Measuring 28 feet long, 8 1/2 feet wide and 13 1/2 feet high, the Traveler can hold more people than your average tiny house—up to six adults via an upper sleeping loft with queen bed, second sleeping loft (or attic), plus a first-floor couch that folds into a daybed.

The home is outfitted with building materials and products found in much larger, site-built homes, including Grohe faucets, a Toto toilet, recycled tongue-and-groove Dakota Planking flooring, and an on-demand LP hot water heater. Heating is via baseboard heat, but customers can upgrade to an LG split system A/C with heat pump. The kitchen boasts a 30-inch LP range, 30-inch refrigerator, and plentiful cabinetry.

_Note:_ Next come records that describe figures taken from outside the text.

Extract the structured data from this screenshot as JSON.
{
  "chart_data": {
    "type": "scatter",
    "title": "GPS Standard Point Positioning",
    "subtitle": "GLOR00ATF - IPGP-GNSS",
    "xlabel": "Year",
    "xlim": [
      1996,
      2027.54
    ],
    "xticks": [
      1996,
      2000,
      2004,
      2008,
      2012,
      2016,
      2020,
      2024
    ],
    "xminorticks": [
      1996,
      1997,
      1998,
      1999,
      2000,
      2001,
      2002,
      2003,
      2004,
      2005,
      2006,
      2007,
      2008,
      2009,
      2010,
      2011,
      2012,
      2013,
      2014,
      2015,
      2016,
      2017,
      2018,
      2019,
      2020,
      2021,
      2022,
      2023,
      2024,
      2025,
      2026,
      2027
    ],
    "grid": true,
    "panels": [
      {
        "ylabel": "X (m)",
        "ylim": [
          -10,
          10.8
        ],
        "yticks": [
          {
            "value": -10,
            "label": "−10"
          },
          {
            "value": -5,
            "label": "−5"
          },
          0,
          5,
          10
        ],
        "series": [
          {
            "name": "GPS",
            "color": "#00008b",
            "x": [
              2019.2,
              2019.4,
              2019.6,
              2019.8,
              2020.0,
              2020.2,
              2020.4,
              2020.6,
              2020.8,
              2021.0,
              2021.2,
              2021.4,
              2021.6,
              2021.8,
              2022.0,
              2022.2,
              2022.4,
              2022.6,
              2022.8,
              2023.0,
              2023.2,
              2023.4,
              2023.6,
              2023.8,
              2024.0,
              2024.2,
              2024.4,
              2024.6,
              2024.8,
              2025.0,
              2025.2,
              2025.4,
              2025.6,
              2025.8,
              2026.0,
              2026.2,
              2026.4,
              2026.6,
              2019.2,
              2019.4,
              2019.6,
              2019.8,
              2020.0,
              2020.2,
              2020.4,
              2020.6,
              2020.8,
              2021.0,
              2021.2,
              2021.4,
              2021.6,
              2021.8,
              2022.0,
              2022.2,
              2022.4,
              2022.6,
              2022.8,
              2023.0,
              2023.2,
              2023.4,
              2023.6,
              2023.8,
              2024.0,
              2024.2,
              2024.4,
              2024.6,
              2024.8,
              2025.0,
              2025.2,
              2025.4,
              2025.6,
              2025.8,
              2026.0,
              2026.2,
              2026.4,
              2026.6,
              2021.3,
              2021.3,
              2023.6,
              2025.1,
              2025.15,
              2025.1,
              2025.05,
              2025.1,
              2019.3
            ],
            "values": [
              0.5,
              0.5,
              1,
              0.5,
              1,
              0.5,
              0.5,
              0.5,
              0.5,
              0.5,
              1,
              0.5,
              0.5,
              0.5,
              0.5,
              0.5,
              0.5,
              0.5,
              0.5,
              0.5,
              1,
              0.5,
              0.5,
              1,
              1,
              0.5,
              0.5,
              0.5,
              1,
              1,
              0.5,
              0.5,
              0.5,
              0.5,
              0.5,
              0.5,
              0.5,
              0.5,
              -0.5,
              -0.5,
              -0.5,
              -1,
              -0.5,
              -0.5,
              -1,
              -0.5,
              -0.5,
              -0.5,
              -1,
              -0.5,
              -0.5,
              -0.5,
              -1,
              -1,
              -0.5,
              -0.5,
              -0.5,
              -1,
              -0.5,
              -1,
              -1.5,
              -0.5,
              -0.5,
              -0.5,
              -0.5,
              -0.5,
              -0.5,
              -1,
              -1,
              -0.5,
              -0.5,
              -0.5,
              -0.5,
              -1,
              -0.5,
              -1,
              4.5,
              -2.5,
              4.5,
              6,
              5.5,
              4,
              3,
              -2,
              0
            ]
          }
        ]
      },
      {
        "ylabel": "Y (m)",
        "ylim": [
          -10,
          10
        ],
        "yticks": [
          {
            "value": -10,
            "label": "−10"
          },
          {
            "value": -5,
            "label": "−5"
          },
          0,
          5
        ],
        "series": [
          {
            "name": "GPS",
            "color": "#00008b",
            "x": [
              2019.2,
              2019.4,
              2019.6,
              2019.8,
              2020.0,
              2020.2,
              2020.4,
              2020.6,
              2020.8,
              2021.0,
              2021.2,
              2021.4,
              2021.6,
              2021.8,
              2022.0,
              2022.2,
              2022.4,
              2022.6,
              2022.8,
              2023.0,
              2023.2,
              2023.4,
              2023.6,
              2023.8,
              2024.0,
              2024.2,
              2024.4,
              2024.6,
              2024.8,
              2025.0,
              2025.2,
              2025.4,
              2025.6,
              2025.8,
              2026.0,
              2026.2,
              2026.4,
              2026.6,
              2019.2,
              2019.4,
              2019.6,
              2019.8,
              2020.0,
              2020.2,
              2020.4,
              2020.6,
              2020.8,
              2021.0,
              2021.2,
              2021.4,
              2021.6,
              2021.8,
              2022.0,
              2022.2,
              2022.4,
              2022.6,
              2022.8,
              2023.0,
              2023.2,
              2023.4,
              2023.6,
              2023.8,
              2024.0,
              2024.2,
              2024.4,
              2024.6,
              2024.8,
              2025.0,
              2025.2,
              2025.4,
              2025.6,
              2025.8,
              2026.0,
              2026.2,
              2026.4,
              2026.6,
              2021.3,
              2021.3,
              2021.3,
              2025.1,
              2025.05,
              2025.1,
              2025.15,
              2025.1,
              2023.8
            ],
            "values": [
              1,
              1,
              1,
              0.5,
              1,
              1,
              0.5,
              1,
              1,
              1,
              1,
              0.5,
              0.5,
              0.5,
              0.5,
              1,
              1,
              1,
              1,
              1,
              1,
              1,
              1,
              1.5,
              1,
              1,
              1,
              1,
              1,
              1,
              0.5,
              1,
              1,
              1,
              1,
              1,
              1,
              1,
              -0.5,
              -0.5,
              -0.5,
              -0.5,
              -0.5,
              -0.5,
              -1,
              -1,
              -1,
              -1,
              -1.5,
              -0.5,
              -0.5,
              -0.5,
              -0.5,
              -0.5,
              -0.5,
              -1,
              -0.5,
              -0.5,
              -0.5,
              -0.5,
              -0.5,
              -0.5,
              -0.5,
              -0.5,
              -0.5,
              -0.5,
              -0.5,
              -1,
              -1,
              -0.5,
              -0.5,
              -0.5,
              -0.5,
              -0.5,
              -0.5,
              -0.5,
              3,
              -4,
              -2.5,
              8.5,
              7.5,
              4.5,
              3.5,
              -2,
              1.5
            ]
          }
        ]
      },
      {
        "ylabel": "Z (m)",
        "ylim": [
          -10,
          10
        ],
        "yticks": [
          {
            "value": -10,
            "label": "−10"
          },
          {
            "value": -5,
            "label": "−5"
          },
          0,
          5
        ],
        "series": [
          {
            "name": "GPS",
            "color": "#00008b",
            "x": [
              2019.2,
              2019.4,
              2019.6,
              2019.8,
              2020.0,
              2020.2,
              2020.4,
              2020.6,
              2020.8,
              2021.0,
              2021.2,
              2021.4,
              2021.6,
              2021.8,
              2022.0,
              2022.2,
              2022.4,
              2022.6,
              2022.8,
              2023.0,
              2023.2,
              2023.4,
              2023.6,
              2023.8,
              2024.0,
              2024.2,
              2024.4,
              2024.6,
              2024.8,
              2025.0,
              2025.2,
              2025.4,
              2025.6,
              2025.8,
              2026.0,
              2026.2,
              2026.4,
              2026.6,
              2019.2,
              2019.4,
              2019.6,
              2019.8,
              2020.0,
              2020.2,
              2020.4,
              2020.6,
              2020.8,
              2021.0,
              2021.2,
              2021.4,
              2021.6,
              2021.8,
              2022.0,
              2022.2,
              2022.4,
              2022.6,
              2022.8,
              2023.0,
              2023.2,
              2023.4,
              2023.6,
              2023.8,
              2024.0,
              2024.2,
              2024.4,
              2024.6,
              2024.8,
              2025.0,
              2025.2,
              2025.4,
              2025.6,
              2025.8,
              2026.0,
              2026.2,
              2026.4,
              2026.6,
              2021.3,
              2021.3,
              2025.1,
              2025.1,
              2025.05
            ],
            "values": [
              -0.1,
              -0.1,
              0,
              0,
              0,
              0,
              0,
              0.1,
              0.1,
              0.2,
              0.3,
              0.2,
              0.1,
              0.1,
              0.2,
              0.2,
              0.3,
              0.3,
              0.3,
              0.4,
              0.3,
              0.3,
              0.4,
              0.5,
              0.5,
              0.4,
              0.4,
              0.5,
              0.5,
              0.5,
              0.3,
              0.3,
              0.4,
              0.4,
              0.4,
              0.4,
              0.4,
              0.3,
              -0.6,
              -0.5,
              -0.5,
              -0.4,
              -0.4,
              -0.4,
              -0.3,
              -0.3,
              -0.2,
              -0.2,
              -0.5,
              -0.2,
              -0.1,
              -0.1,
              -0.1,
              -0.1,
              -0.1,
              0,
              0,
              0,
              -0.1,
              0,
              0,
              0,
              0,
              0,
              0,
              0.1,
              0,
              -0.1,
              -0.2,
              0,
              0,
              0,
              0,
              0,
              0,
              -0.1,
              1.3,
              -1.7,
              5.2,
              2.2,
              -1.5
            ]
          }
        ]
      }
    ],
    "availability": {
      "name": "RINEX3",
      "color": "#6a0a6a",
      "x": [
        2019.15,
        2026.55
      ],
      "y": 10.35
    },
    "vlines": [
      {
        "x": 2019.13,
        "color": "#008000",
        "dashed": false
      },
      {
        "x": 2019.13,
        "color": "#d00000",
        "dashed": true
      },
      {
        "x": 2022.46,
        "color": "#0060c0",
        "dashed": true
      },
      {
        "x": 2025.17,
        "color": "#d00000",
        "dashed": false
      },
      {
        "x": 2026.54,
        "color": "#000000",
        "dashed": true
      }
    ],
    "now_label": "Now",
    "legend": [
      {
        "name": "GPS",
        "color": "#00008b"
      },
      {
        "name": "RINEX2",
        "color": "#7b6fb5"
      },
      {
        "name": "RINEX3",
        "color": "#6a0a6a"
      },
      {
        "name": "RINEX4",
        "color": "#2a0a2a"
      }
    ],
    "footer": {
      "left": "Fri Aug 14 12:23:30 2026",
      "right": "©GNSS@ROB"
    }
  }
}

"Our units have a completely different feel from other tiny homes because we do everything at scale—we don't make things microscopic," Dobrowolski says. "But at the same time we don't have a ton of room, so we're using a lot of strategies with the architecture and design to make it feel open and airy."

Here, these strategies converge to create a stunning home that feels much larger than it is. Designed in the style of Frank Lloyd Wright and built in a factory in his native Wisconsin, it boasts tall ceilings, cleverly placed shelving, and large bands of oversized windows that provide plentiful natural light.

"Basically, we tried not to jam too much stuff into the space," Dobrowolski says.

"Let's face it—most houses consist mainly of empty space. When you take out that space you're left with what's important."